About 300 doctors, nurses and other staff from Phnom Penh Municipal Referral Hospital and the neighbouring Prampi Makara district health centre protested yesterday after authorities said they were relocating them to a smaller building at the back of the premises.
Chanting about corruption and urging authorities not to relocate or sell the state’s assets, protesters – including doctors who have worked for the government for 30 years – said three health facilities were effectively being turned into one.
“The director of the health department and the hospital chief ordered us to move,” Sam Channa, chief of maternal health services at the referral hospital, said.
Worker Min Put Chetha Van, 46, said that under the new arrangement, pregnant women would share a building with those being treated for tuberculosis and other illnesses.
“We don’t want to protest,” he said. “But most of the patients here are poor. There will be no standards if we mix together patients in one small building.”
Workers told the Post they believed the two buildings being vacated were destined to be sold to private investors.
However, Sok Sokun, director of the municipal health department, said authorities planned to refurbish the two buildings to ensure they met health standards, adding they were looking for “private partners” to help do this.

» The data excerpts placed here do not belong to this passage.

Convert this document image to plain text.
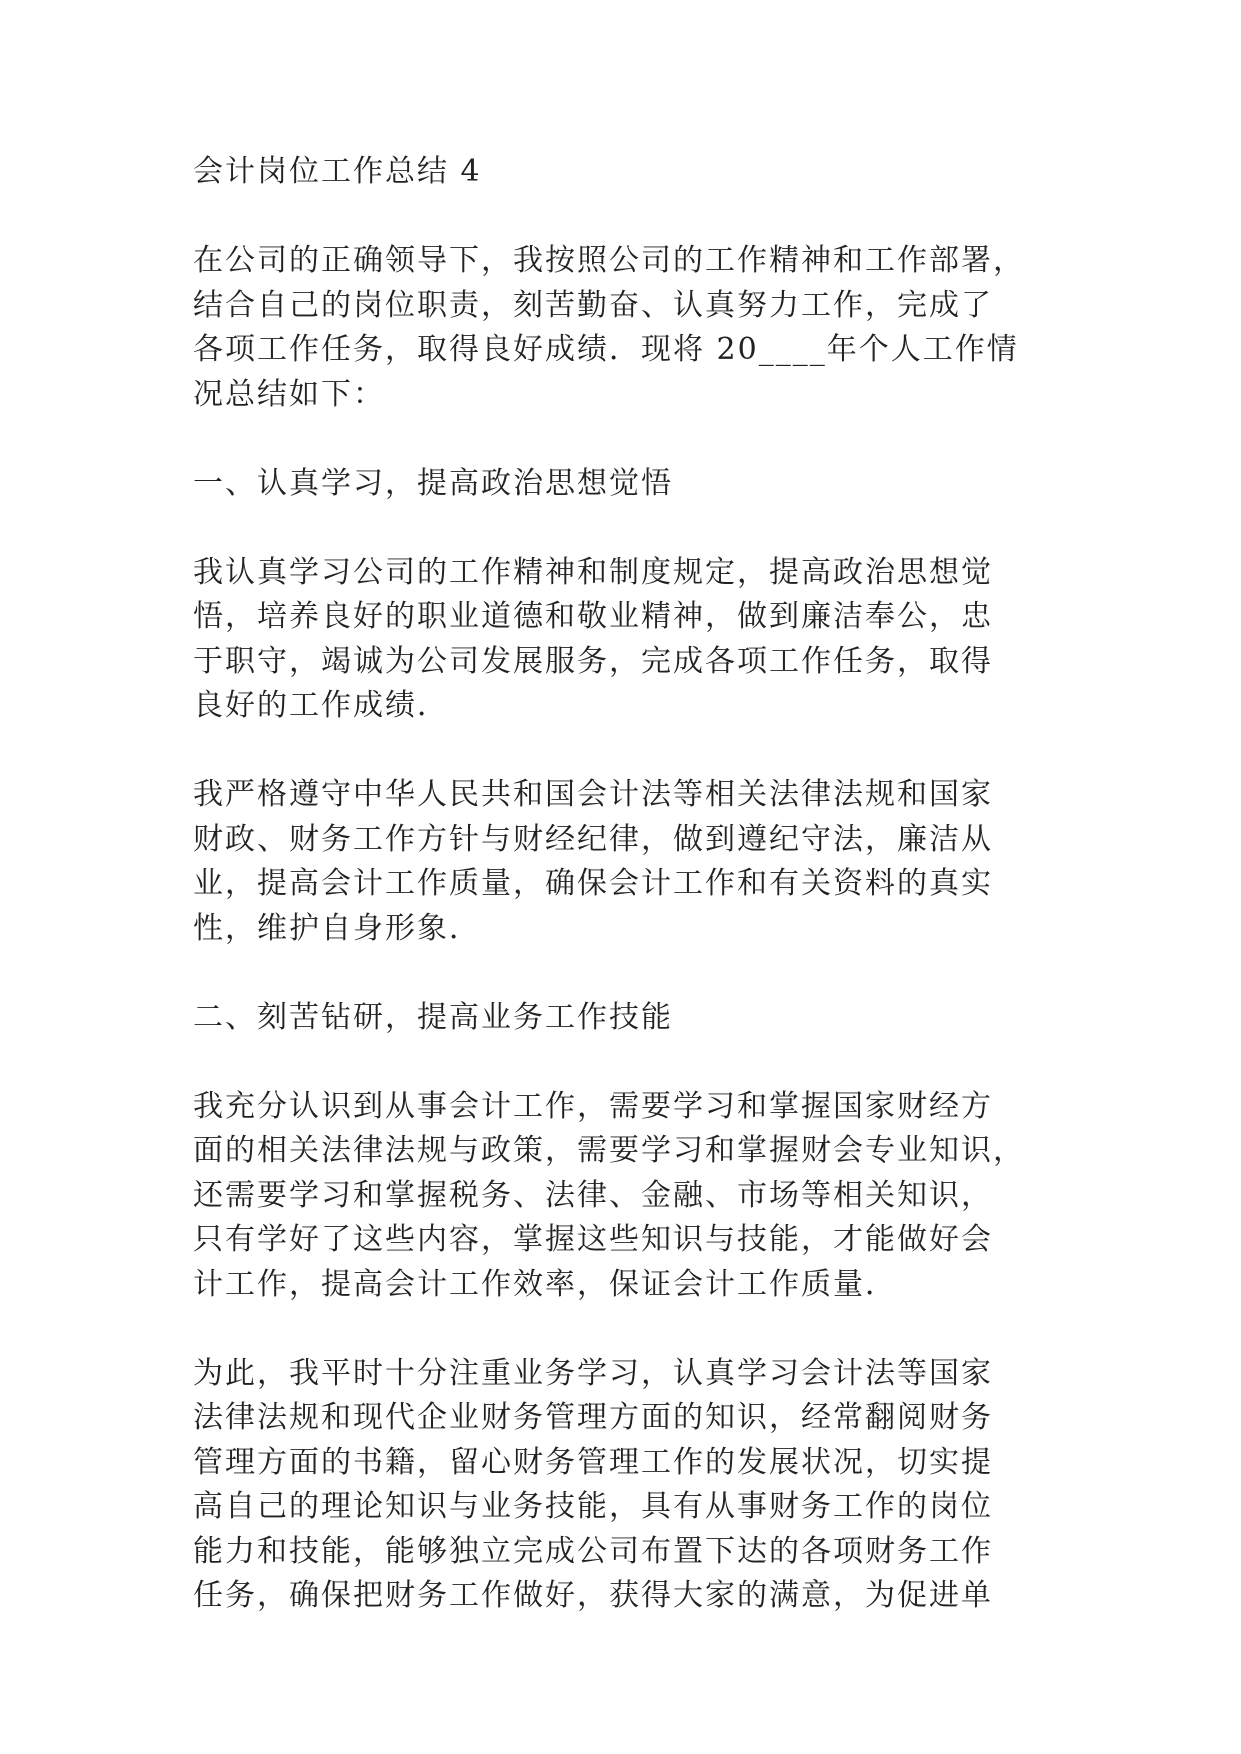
会计岗位工作总结 4
在公司的正确领导下，我按照公司的工作精神和工作部署，
结合自己的岗位职责，刻苦勤奋、认真努力工作，完成了
各项工作任务，取得良好成绩．现将 20____年个人工作情
况总结如下：
一、认真学习，提高政治思想觉悟
我认真学习公司的工作精神和制度规定，提高政治思想觉
悟，培养良好的职业道德和敬业精神，做到廉洁奉公，忠
于职守，竭诚为公司发展服务，完成各项工作任务，取得
良好的工作成绩．
我严格遵守中华人民共和国会计法等相关法律法规和国家
财政、财务工作方针与财经纪律，做到遵纪守法，廉洁从
业，提高会计工作质量，确保会计工作和有关资料的真实
性，维护自身形象．
二、刻苦钻研，提高业务工作技能
我充分认识到从事会计工作，需要学习和掌握国家财经方
面的相关法律法规与政策，需要学习和掌握财会专业知识，
还需要学习和掌握税务、法律、金融、市场等相关知识，
只有学好了这些内容，掌握这些知识与技能，才能做好会
计工作，提高会计工作效率，保证会计工作质量．
为此，我平时十分注重业务学习，认真学习会计法等国家
法律法规和现代企业财务管理方面的知识，经常翻阅财务
管理方面的书籍，留心财务管理工作的发展状况，切实提
高自己的理论知识与业务技能，具有从事财务工作的岗位
能力和技能，能够独立完成公司布置下达的各项财务工作
任务，确保把财务工作做好，获得大家的满意，为促进单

He would not confirm when the doctors and nurses would be moved back to the buildings.
“The buildings are so old and do not have enough facilities,” Sokun said. “I’ve asked for budget allocations to repair this every year and it has not happened, so now we are seeking private partnerships to develop and repair the buildings.”

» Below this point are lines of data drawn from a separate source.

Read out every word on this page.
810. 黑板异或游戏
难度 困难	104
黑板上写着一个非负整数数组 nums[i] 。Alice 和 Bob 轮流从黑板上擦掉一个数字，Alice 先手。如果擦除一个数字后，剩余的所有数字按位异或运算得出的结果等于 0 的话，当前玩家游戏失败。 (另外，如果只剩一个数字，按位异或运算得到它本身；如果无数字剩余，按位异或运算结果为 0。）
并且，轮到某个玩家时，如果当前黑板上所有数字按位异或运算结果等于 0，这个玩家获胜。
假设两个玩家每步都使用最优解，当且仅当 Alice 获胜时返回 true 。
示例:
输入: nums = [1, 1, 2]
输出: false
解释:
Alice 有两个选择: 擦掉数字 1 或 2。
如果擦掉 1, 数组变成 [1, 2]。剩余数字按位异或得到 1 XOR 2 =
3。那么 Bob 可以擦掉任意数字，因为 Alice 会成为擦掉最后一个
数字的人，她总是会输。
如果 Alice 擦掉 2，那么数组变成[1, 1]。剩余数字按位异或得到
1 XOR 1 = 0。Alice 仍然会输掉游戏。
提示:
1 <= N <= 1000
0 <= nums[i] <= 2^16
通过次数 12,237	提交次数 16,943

Yer Chreab, 52, who is being treated for tuberculosis at the referral hospital, said he expected his treatment to deteriorate as a result of the shift.

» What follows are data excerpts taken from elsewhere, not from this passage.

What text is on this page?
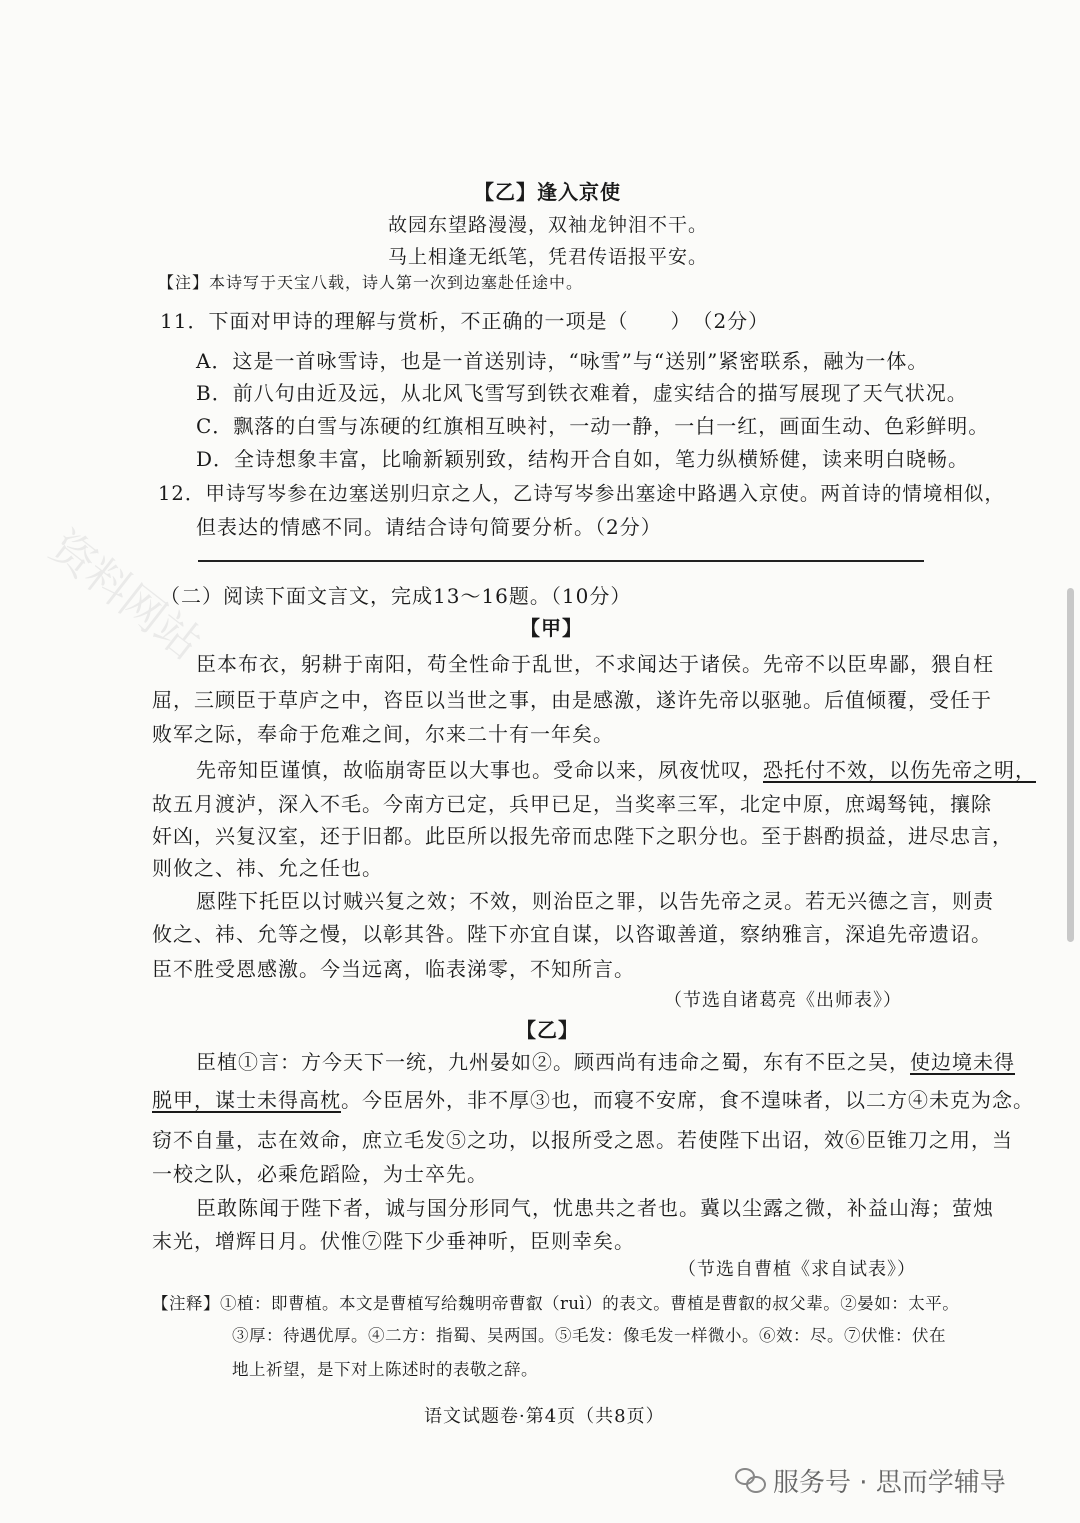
资料网站
【乙】逢入京使
故园东望路漫漫，双袖龙钟泪不干。
马上相逢无纸笔，凭君传语报平安。
【注】本诗写于天宝八载，诗人第一次到边塞赴任途中。
11．下面对甲诗的理解与赏析，不正确的一项是（　　）　（2分）
A．这是一首咏雪诗，也是一首送别诗，“咏雪”与“送别”紧密联系，融为一体。
B．前八句由近及远，从北风飞雪写到铁衣难着，虚实结合的描写展现了天气状况。
C．飘落的白雪与冻硬的红旗相互映衬，一动一静，一白一红，画面生动、色彩鲜明。
D．全诗想象丰富，比喻新颖别致，结构开合自如，笔力纵横矫健，读来明白晓畅。
12．甲诗写岑参在边塞送别归京之人，乙诗写岑参出塞途中路遇入京使。两首诗的情境相似，
但表达的情感不同。请结合诗句简要分析。（2分）
（二）阅读下面文言文，完成13～16题。（10分）
【甲】
臣本布衣，躬耕于南阳，苟全性命于乱世，不求闻达于诸侯。先帝不以臣卑鄙，猥自枉
屈，三顾臣于草庐之中，咨臣以当世之事，由是感激，遂许先帝以驱驰。后值倾覆，受任于
败军之际，奉命于危难之间，尔来二十有一年矣。
先帝知臣谨慎，故临崩寄臣以大事也。受命以来，夙夜忧叹，恐托付不效，以伤先帝之明，
故五月渡泸，深入不毛。今南方已定，兵甲已足，当奖率三军，北定中原，庶竭驽钝，攘除
奸凶，兴复汉室，还于旧都。此臣所以报先帝而忠陛下之职分也。至于斟酌损益，进尽忠言，
则攸之、祎、允之任也。
愿陛下托臣以讨贼兴复之效；不效，则治臣之罪，以告先帝之灵。若无兴德之言，则责
攸之、祎、允等之慢，以彰其咎。陛下亦宜自谋，以咨诹善道，察纳雅言，深追先帝遗诏。
臣不胜受恩感激。今当远离，临表涕零，不知所言。
（节选自诸葛亮《出师表》）
【乙】
臣植①言：方今天下一统，九州晏如②。顾西尚有违命之蜀，东有不臣之吴，使边境未得
脱甲，谋士未得高枕。今臣居外，非不厚③也，而寝不安席，食不遑味者，以二方④未克为念。
窃不自量，志在效命，庶立毛发⑤之功，以报所受之恩。若使陛下出诏，效⑥臣锥刀之用，当
一校之队，必乘危蹈险，为士卒先。
臣敢陈闻于陛下者，诚与国分形同气，忧患共之者也。冀以尘露之微，补益山海；萤烛
末光，增辉日月。伏惟⑦陛下少垂神听，臣则幸矣。
（节选自曹植《求自试表》）
【注释】①植：即曹植。本文是曹植写给魏明帝曹叡（ruì）的表文。曹植是曹叡的叔父辈。②晏如：太平。
③厚：待遇优厚。④二方：指蜀、吴两国。⑤毛发：像毛发一样微小。⑥效：尽。⑦伏惟：伏在
地上祈望，是下对上陈述时的表敬之辞。
语文试题卷·第4页（共8页）
服务号 · 思而学辅导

“I am very poor. The doctor is good here and does not charge for the service,” she said. “With the services combined together, it will be difficult.”
Yim Sovann, opposition Cambodia National Rescue Party spokesman, said his party did not support the transfer or sale of state property.
“Especially hospitals, they are there to serve the people,” he said. “We do not agree. It’s affecting the health system. We should be creating more hospitals. The population in the municipality is going up.”
Council of Ministers spokesman Phay Siphan said he was not aware of the situation, but added that the government was focused on public-private partnerships.
As part of such arrangements, hospitals were “not sold” but offered to private investors as a joint venture with the state, he said.
“With [this type of] partnership, the premises still belong to the state. They don’t have the right to remove people. They are still under obligation to provide health care services to the public,” he said.